Heping Zhang (December 7, 2000)

Introduction to the files in this directory:

rtree*:  These are the executable codes compiled on various systems.
         Save it as rcart and simply type rcart at your command line
         and follow the instruction. Or you can type in the datafile 
         name as a parameter, for example, rcart d053095. Assume the 
         the missing values are either "." or "NA". 

         The code was compiled using GCC on unix systems, Borland
         C++ 5.0 on Windows95, and cc on a DIGITAL Alpha 4/275 with 
         OSF/1 V3.2B.

         The Solaris2.6 and Windows95 are most updated versions.

         If you have a system different from these, please send e-mails 
         to
                    heping.zhang@yale.edu

sample.dat: This is a sample data file. The first row indicates the 
         type of covariates. "d" implies deleting that covariate from the
         analysis; "o" implies a continuous or an ordinal covariate; "n" 
         implies a nominal covariate; "r" implies the outcome.

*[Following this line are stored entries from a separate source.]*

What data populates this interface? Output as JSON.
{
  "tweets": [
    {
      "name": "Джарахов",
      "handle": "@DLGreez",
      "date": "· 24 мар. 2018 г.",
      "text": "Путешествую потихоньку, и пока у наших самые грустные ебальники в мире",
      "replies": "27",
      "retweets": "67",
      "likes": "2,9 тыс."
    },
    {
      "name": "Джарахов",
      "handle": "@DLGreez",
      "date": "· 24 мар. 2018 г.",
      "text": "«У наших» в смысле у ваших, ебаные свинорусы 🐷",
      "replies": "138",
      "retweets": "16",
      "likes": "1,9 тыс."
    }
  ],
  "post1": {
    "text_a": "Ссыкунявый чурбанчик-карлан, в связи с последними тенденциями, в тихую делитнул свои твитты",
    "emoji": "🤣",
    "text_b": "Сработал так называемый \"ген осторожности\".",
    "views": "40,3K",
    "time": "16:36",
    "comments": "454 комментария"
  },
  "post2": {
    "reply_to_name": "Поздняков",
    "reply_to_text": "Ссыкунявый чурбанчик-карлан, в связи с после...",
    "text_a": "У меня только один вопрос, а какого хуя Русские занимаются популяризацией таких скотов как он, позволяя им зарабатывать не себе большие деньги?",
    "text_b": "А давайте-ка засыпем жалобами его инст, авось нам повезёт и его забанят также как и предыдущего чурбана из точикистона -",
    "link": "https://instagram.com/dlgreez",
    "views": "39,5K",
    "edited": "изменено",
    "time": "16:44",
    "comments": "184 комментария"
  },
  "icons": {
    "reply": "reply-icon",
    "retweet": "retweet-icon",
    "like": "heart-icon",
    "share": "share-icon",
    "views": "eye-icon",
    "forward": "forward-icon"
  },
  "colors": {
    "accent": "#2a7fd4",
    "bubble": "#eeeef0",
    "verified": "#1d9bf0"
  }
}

sample.inf:   The output file. The file can be read as follows:
         Column 1: node number. Node 1 is the root node.
         Column 2: number of subjects in the node, e.g., 2418 subjects
                   in node 2.
         Column 3: left daughter node, e.g. node 2 is the left daughter
                   node of node 1.
         Column 4: right daughter node, e.g. node 3 is the right daughter
                   node of node 1.
         Column 5: The splitting variables. For example, variable 1 splits
                   node 1.
         Column 6: The splitting value corresponds to the splitting 
                   variable.

sample.ps:  A postscript file for the final tree that can be viewed or
         printed.